福島原発事故は今年で“まだ”5年。チェルノブイリで起こったことが福島事故に当てはまるとするなら、今から数年後に事故当時5歳以下だった子どもの甲状腺がんは増加し、10年以上経って発症するケースすらあるということになる。
実際、福島県で行われた一巡目の検査では、12歳から17歳という年齢に甲状腺がんが多く見つかっているが、二巡目では一巡目にはいなかった6、7歳の子どもの発症が報告されている。しかも一巡目では異常がなかったが二巡目でがんが見つかった子どものなかには、がんが3センチという大きさになっているケースもあったが、これは通常考えられないことだという。さらに、手術した子どもたちのうち、リンパ節に転移したり甲状腺外に出ていたケースは75%に上るという。これに対しても、理由は専門家も明確に説明はできていない。そもそも福島の子どもたちに多く見つかっている子どもの乳頭線甲状腺がんは比較的珍しいがんで、わからないことが多いという。そんな“珍しい”がんが福島県でいま多発している――。
番組では、福島県中通り地方に住み、高校生のときに甲状腺がんと診断された女性が登場した。既に摘出手術を終え首に痛々しい手術痕がある女性は、手術に対する不安、辛かった術後の体調不良、そして首に傷があるため「どうしたの?」と聞かれることを恐れ服で隠していることなど、その心情を赤裸々に吐露している。
「なんで私なんだろう。でも誰かがなんなきゃならないのかな」
女性は治療に専念するため進学した学校を辞めざるを得ず、人生が大きく変わってしまった。
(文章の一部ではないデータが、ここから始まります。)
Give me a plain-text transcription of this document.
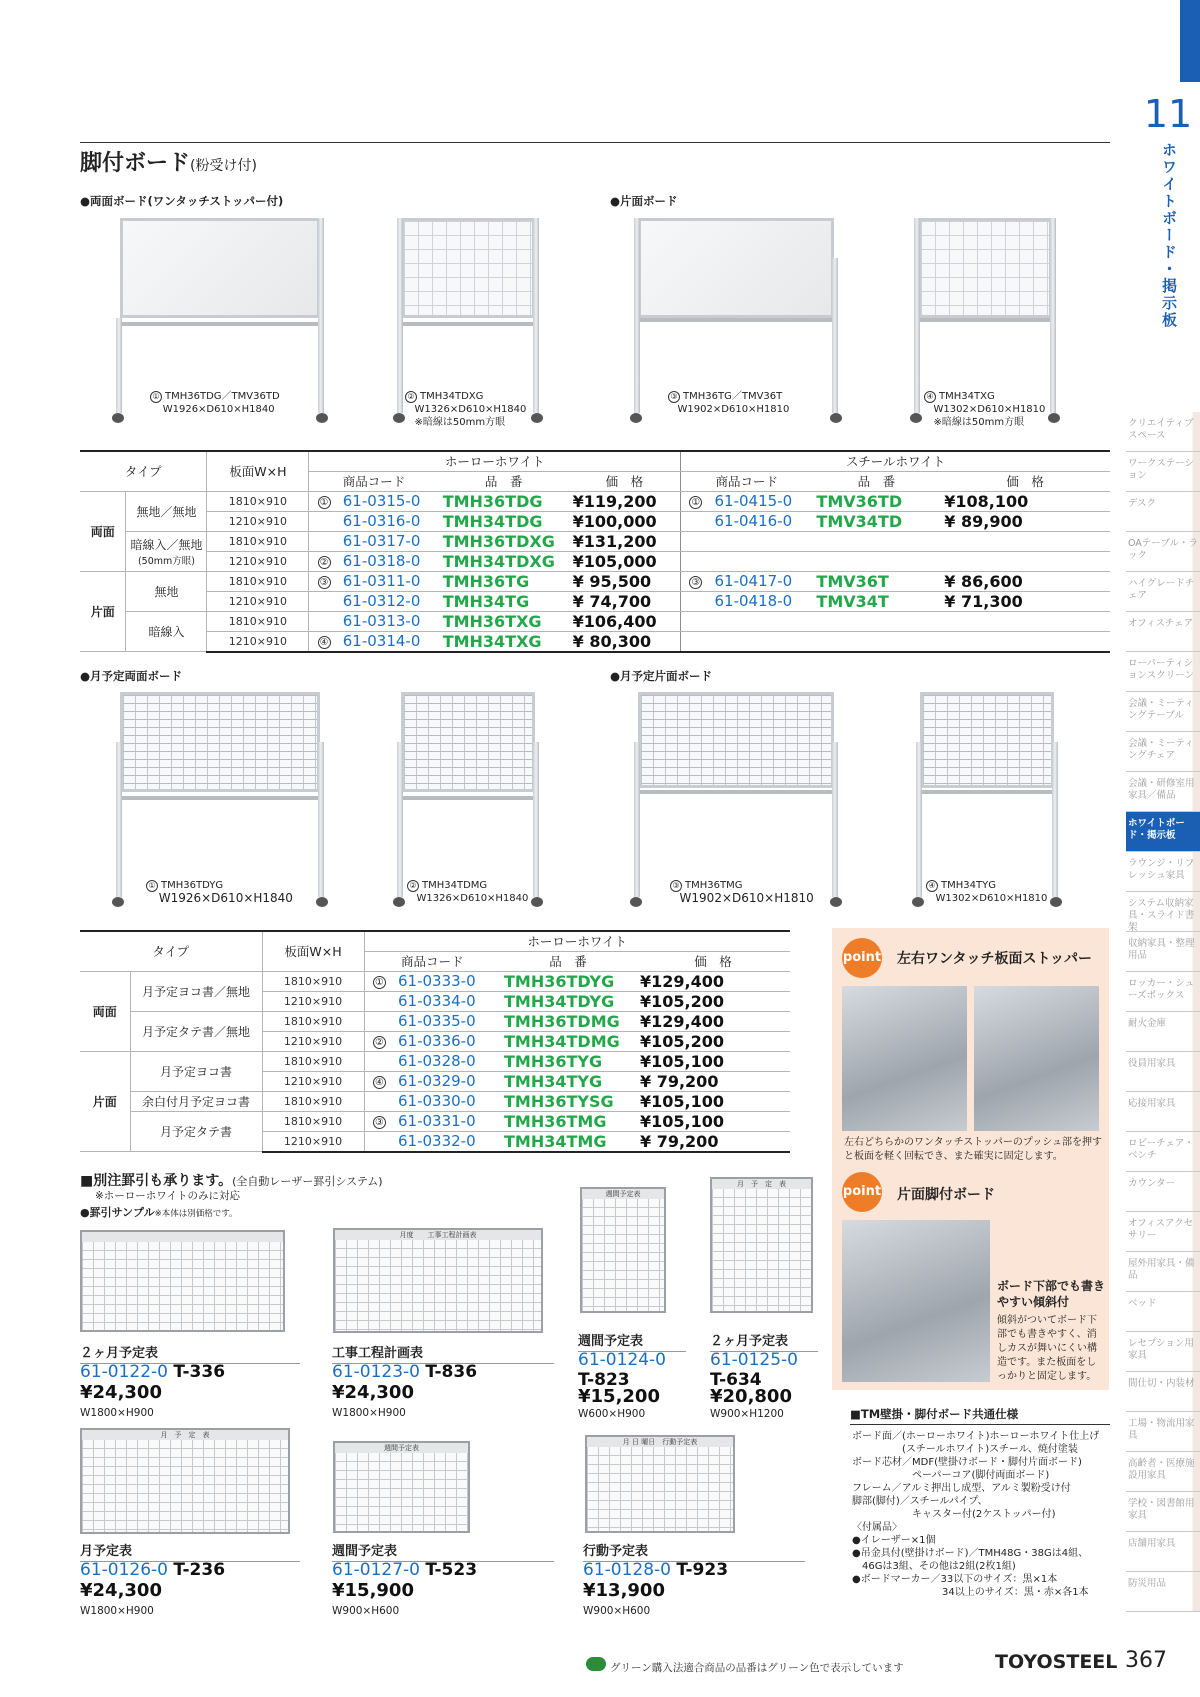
11
ホワイトボード・掲示板
クリエイティブスペース
ワークステーション
デスク
OAテーブル・ラック
ハイグレードチェア
オフィスチェア
ローパーティションスクリーン
会議・ミーティングテーブル
会議・ミーティングチェア
会議・研修室用家具／備品
ホワイトボード・掲示板
ラウンジ・リフレッシュ家具
システム収納家具・スライド書架
収納家具・整理用品
ロッカー・シューズボックス
耐火金庫
役員用家具
応接用家具
ロビーチェア・ベンチ
カウンター
オフィスアクセサリー
屋外用家具・備品
ベッド
レセプション用家具
間仕切・内装材
工場・物流用家具
高齢者・医療施設用家具
学校・図書館用家具
店舗用家具
防災用品
脚付ボード(粉受け付)
●両面ボード(ワンタッチストッパー付)	●片面ボード
① TMH36TDG／TMV36TD
W1926×D610×H1840
② TMH34TDXG
W1326×D610×H1840
※暗線は50mm方眼
③ TMH36TG／TMV36T
W1902×D610×H1810
④ TMH34TXG
W1302×D610×H1810
※暗線は50mm方眼
タイプ		板面W×H	ホーローホワイト				スチールホワイト			
			商品コード		品　番	価　格	商品コード		品　番	価　格
両面	無地／無地	1810×910	①	61-0315-0	TMH36TDG	¥119,200	①	61-0415-0	TMV36TD	¥108,100
		1210×910		61-0316-0	TMH34TDG	¥100,000		61-0416-0	TMV34TD	¥ 89,900
	暗線入／無地
(50mm方眼)	1810×910		61-0317-0	TMH36TDXG	¥131,200				
		1210×910	②	61-0318-0	TMH34TDXG	¥105,000				
片面	無地	1810×910	③	61-0311-0	TMH36TG	¥ 95,500	③	61-0417-0	TMV36T	¥ 86,600
		1210×910		61-0312-0	TMH34TG	¥ 74,700		61-0418-0	TMV34T	¥ 71,300
	暗線入	1810×910		61-0313-0	TMH36TXG	¥106,400				
		1210×910	④	61-0314-0	TMH34TXG	¥ 80,300				
●月予定両面ボード	●月予定片面ボード
① TMH36TDYG
W1926×D610×H1840
② TMH34TDMG
W1326×D610×H1840
③ TMH36TMG
W1902×D610×H1810
④ TMH34TYG
W1302×D610×H1810
タイプ		板面W×H	ホーローホワイト			
			商品コード		品　番	価　格
両面	月予定ヨコ書／無地	1810×910	①	61-0333-0	TMH36TDYG	¥129,400
		1210×910		61-0334-0	TMH34TDYG	¥105,200
	月予定タテ書／無地	1810×910		61-0335-0	TMH36TDMG	¥129,400
		1210×910	②	61-0336-0	TMH34TDMG	¥105,200
片面	月予定ヨコ書	1810×910		61-0328-0	TMH36TYG	¥105,100
		1210×910	④	61-0329-0	TMH34TYG	¥ 79,200
	余白付月予定ヨコ書	1810×910		61-0330-0	TMH36TYSG	¥105,100
	月予定タテ書	1810×910	③	61-0331-0	TMH36TMG	¥105,100
		1210×910		61-0332-0	TMH34TMG	¥ 79,200
point 左右ワンタッチ板面ストッパー
左右どちらかのワンタッチストッパーのプッシュ部を押すと板面を軽く回転でき、また確実に固定します。
point 片面脚付ボード
ボード下部でも書きやすい傾斜付
傾斜がついてボード下部でも書きやすく、消しカスが舞いにくい構造です。また板面をしっかりと固定します。
■別注罫引も承ります。(全自動レーザー罫引システム)
※ホーローホワイトのみに対応
●罫引サンプル※本体は別価格です。
２ヶ月予定表
61-0122-0 T-336
¥24,300
W1800×H900
月度　　工事工程計画表
工事工程計画表
61-0123-0 T-836
¥24,300
W1800×H900
週間予定表
週間予定表
61-0124-0
T-823
¥15,200
W600×H900
月　予　定　表
２ヶ月予定表
61-0125-0
T-634
¥20,800
W900×H1200
月　予　定　表
月予定表
61-0126-0 T-236
¥24,300
W1800×H900
週間予定表
週間予定表
61-0127-0 T-523
¥15,900
W900×H600
月 日 曜日　行動予定表
行動予定表
61-0128-0 T-923
¥13,900
W900×H600
■TM壁掛・脚付ボード共通仕様
ボード面／(ホーローホワイト)ホーローホワイト仕上げ
　　　　　(スチールホワイト)スチール、焼付塗装
ボード芯材／MDF(壁掛けボード・脚付片面ボード)
　　　　　　ペーパーコア(脚付両面ボード)
フレーム／アルミ押出し成型、アルミ製粉受け付
脚部(脚付)／スチールパイプ、
　　　　　　キャスター付(2ケストッパー付)
〈付属品〉
●イレーザー×1個
●吊金具付(壁掛けボード)／TMH48G・38Gは4組、
　46Gは3組、その他は2組(2枚1組)
●ボードマーカー／33以下のサイズ：黒×1本
　　　　　　　　　34以上のサイズ：黒・赤×各1本
グリーン購入法適合商品の品番はグリーン色で表示しています	TOYOSTEEL 367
それだけでなく再発や転移の不安、そして結婚、出産にも影響があるのではないかという将来の不安も大きい。
なぜ、自分が甲状腺がんになってしまったのか。彼女だけでなく多くの患者や家族が思う疑問だ。しかし事故との関連に対し医師は「原発とは関係ない」という態度に始終したという。被曝の影響はない、と。
これに対しキャスターの古舘伊知郎も「因果関係がわからないなら(「関係がない」という前提ではなく)、関係があるという前提でじっくりと調査、研究する必要がある」と語っていたが、まさにその通りだろう。
しかし、現実の日本で何が行われているか。政府も有識者も、専門家も、そして電力会社も、多発する甲状腺がんと原発事故との因果関係を否定しようと躍起で、がんそのものに対しても「生命には関係ない」と過小評価さえする動きさえ起こっている。